A positive development from the legislature’s 2019 session was that the requirement (from the 2018 session) to reduce fund balances to 20 percent of budget by 2020 had been changed to 40 percent by 2022, she said.
Rolling Hills budgeted this year for balances to end at about 30 percent, she said.
“Barring any unforeseen circumstances, hopefully we end up around there,” she said.
Blum said adding Woodbury to the region has been smooth, so far.
“I think the positives were easy to identify going in,” he said, “but we have to have a track record to find out what pops up in subsequent years.”

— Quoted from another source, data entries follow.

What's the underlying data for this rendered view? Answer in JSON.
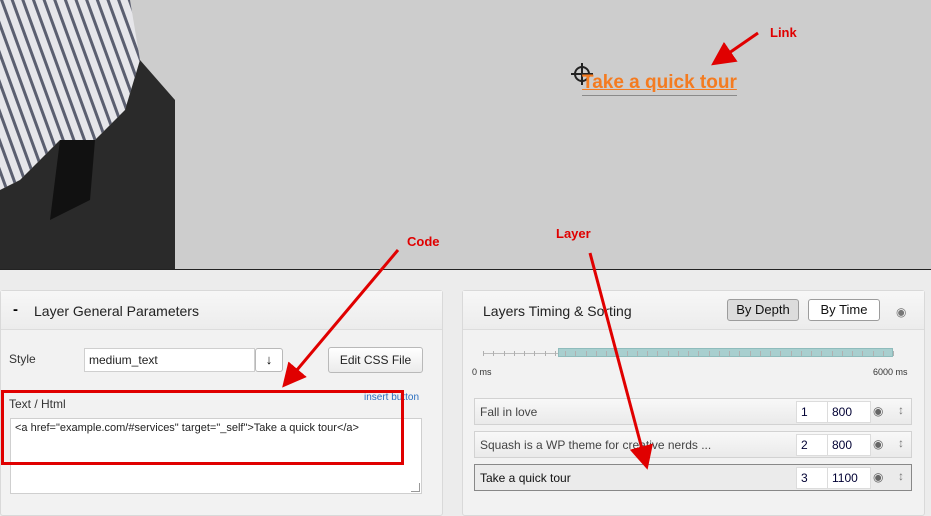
{
  "preview": {
    "link_text": "Take a quick tour"
  },
  "annotations": {
    "link": "Link",
    "code": "Code",
    "layer": "Layer"
  },
  "general_params": {
    "collapse": "-",
    "title": "Layer General Parameters",
    "style_label": "Style",
    "style_value": "medium_text",
    "download_icon": "↓",
    "edit_css_label": "Edit CSS File",
    "insert_button_label": "insert button",
    "text_html_label": "Text / Html",
    "text_html_value": "<a  href=\"example.com/#services\" target=\"_self\">Take a quick tour</a>"
  },
  "timing": {
    "title": "Layers Timing & Sorting",
    "by_depth": "By Depth",
    "by_time": "By Time",
    "timeline_start": "0 ms",
    "timeline_end": "6000 ms",
    "layers": [
      {
        "name": "Fall in love",
        "depth": "1",
        "time": "800"
      },
      {
        "name": "Squash is a WP theme for creative nerds  ...",
        "depth": "2",
        "time": "800"
      },
      {
        "name": "Take a quick tour",
        "depth": "3",
        "time": "1100"
      }
    ]
  },
  "icons": {
    "eye": "eye-icon",
    "sort": "sort-handle-icon",
    "crosshair": "crosshair-icon"
  },
  "colors": {
    "link": "#f47b20",
    "annotation": "#e00000",
    "timeline_fill": "#a8cfcf"
  }
}
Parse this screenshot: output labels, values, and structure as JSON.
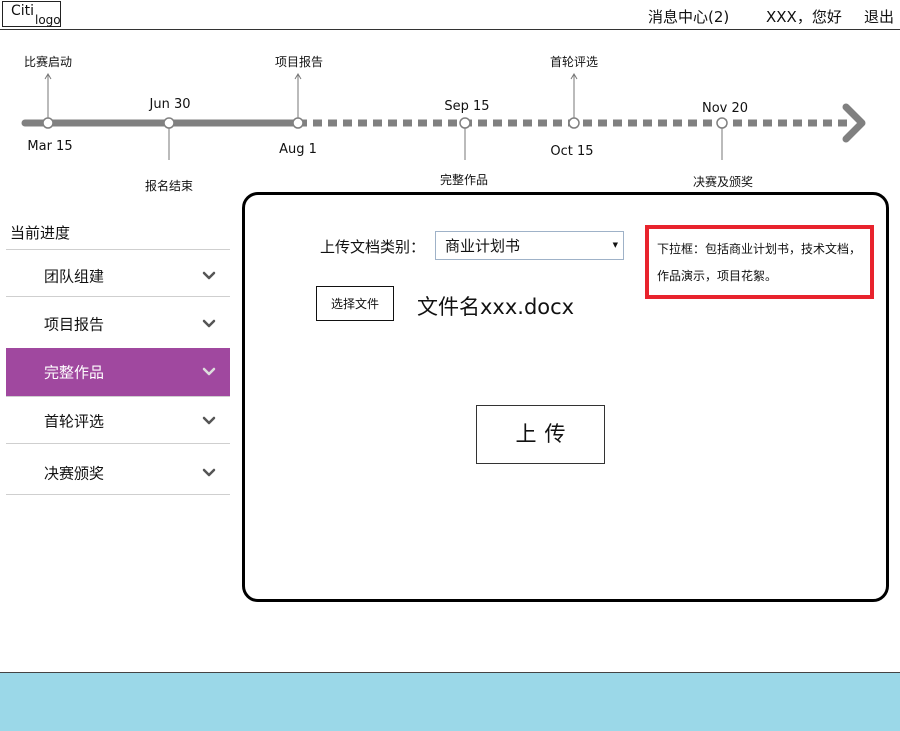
{
  "header": {
    "logo_main": "Citi",
    "logo_sub": "logo",
    "messages": "消息中心(2)",
    "greeting": "XXX，您好",
    "logout": "退出"
  },
  "timeline": {
    "dates": {
      "mar15": "Mar 15",
      "jun30": "Jun 30",
      "aug1": "Aug 1",
      "sep15": "Sep 15",
      "oct15": "Oct 15",
      "nov20": "Nov 20"
    },
    "events": {
      "kickoff": "比赛启动",
      "signup_end": "报名结束",
      "project_report": "项目报告",
      "full_work": "完整作品",
      "first_round": "首轮评选",
      "final": "决赛及颁奖"
    }
  },
  "sidebar": {
    "title": "当前进度",
    "items": [
      {
        "label": "团队组建",
        "active": false
      },
      {
        "label": "项目报告",
        "active": false
      },
      {
        "label": "完整作品",
        "active": true
      },
      {
        "label": "首轮评选",
        "active": false
      },
      {
        "label": "决赛颁奖",
        "active": false
      }
    ]
  },
  "upload": {
    "type_label": "上传文档类别：",
    "selected_type": "商业计划书",
    "choose_file": "选择文件",
    "filename": "文件名xxx.docx",
    "upload_button": "上传"
  },
  "annotation": {
    "text": "下拉框：包括商业计划书，技术文档，作品演示，项目花絮。"
  },
  "colors": {
    "active_item": "#a0489f",
    "annotation_border": "#e8232d",
    "footer": "#9bd8e8",
    "timeline": "#808080"
  },
  "icons": {
    "sidebar_chevron": "chevron-down-icon",
    "select_arrow": "caret-down-icon",
    "timeline_arrow": "arrow-right-icon"
  }
}
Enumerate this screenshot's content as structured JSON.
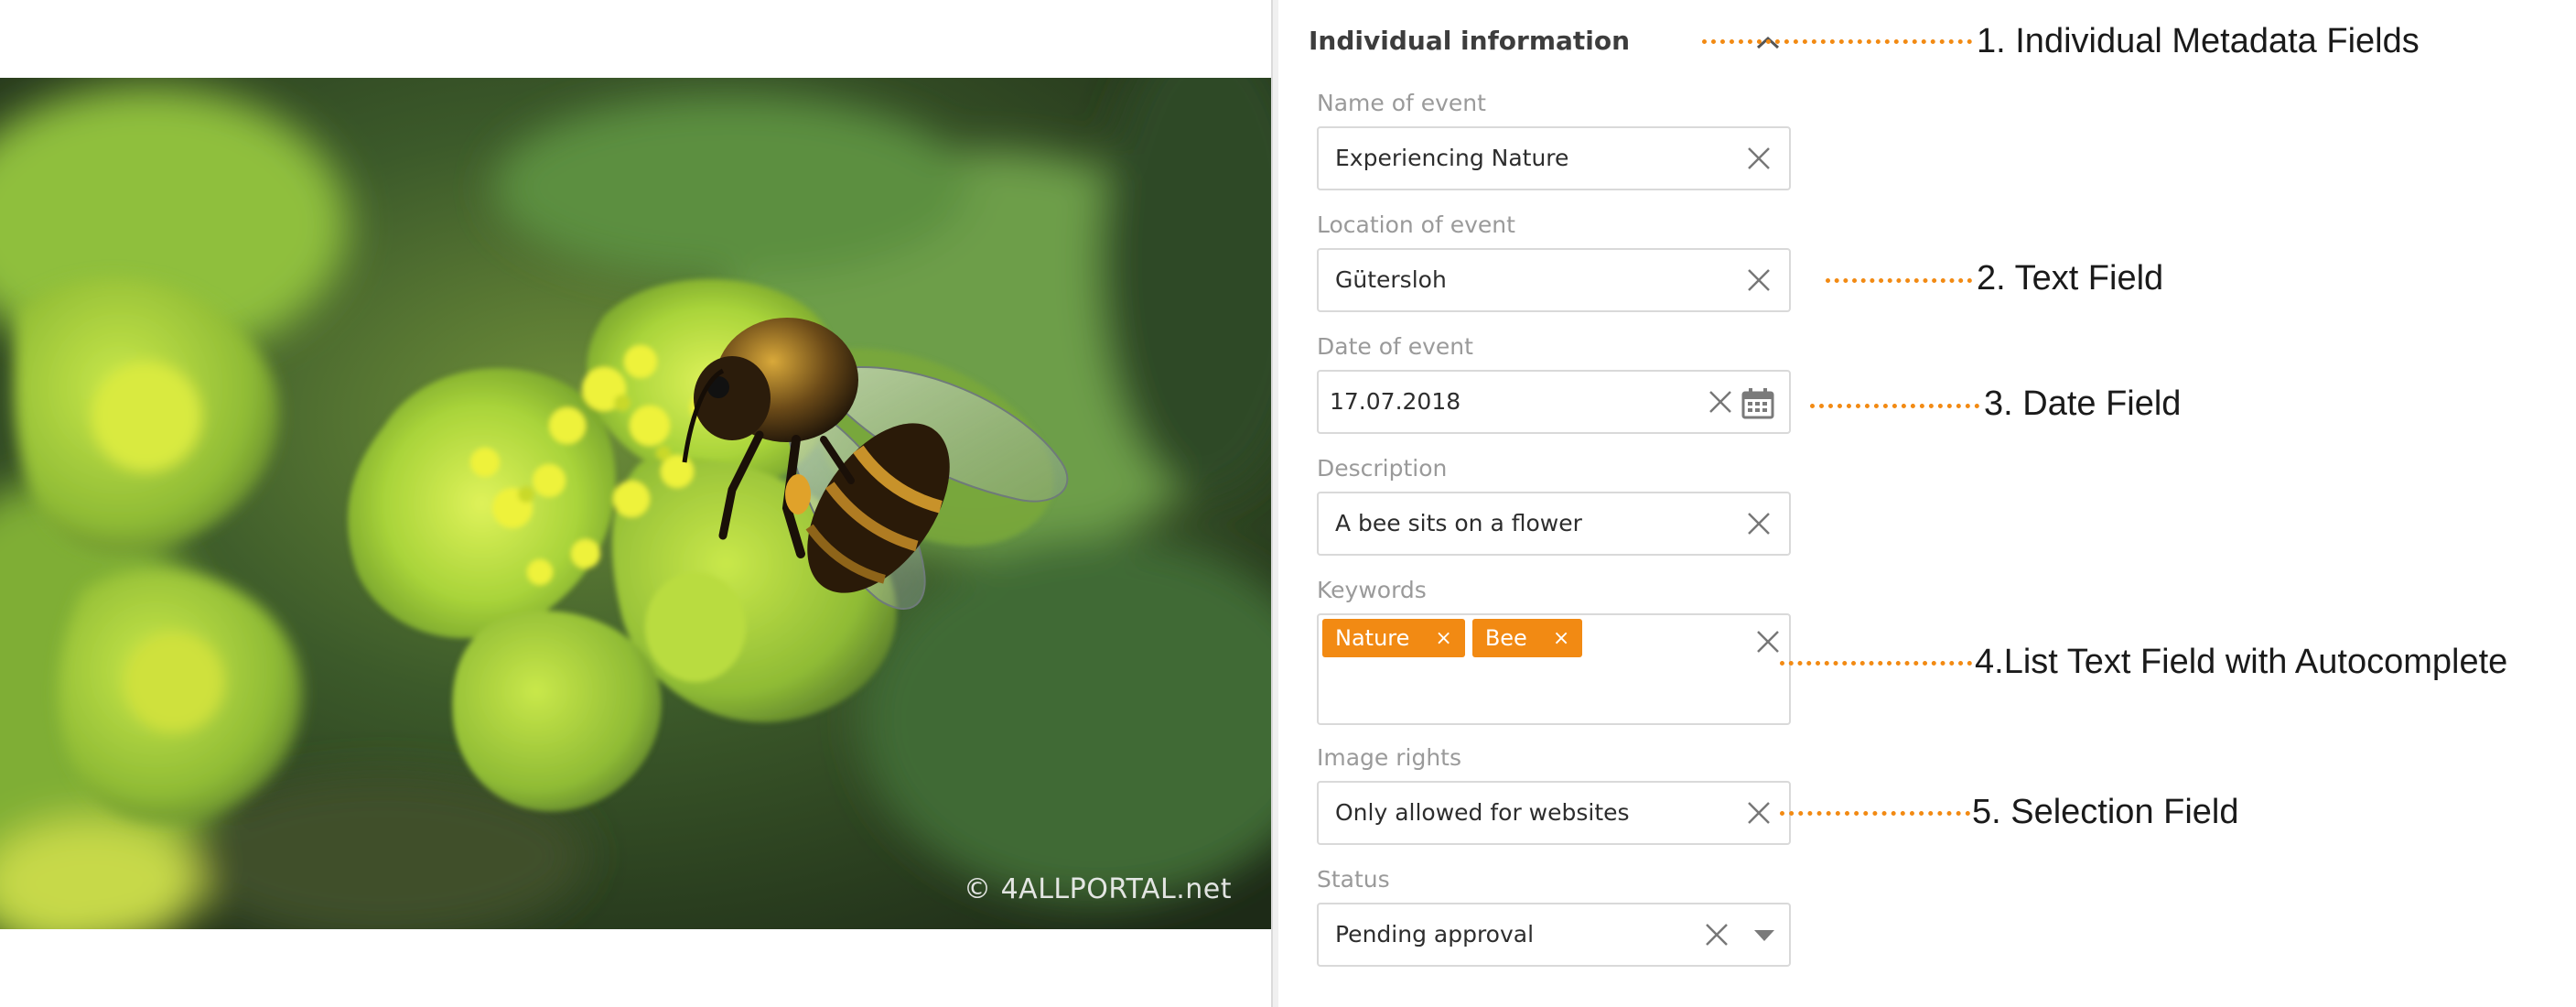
{
  "photo": {
    "watermark": "© 4ALLPORTAL.net"
  },
  "panel": {
    "section_title": "Individual information",
    "fields": {
      "name_of_event": {
        "label": "Name of event",
        "value": "Experiencing Nature"
      },
      "location_of_event": {
        "label": "Location of event",
        "value": "Gütersloh"
      },
      "date_of_event": {
        "label": "Date of event",
        "value": "17.07.2018"
      },
      "description": {
        "label": "Description",
        "value": "A bee sits on a flower"
      },
      "keywords": {
        "label": "Keywords",
        "tags": [
          "Nature",
          "Bee"
        ],
        "tag_remove_glyph": "×"
      },
      "image_rights": {
        "label": "Image rights",
        "value": "Only allowed for websites"
      },
      "status": {
        "label": "Status",
        "value": "Pending approval"
      }
    }
  },
  "annotations": [
    "1. Individual Metadata Fields",
    "2. Text Field",
    "3. Date Field",
    "4.List Text Field with Autocomplete",
    "5. Selection Field"
  ],
  "colors": {
    "accent": "#f28a13",
    "label": "#9a9a9a",
    "text": "#2d2d2d",
    "border": "#d9d9d9"
  }
}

He noted that the other counties in the region are largely rural with small urban areas, where Woodbury is an urban county with small rural areas.
“I think we’re going to get exposed to a lot of situations that we never were exposed to before,” he said. “It’s hard to anticipate what those exposures might cost.”
He said he is generally optimistic, however.
“The transition was smooth, thanks to Dawn (Mentzer) and staff,” he said. “The money worked out but we’re still in a lot of uncharted water.”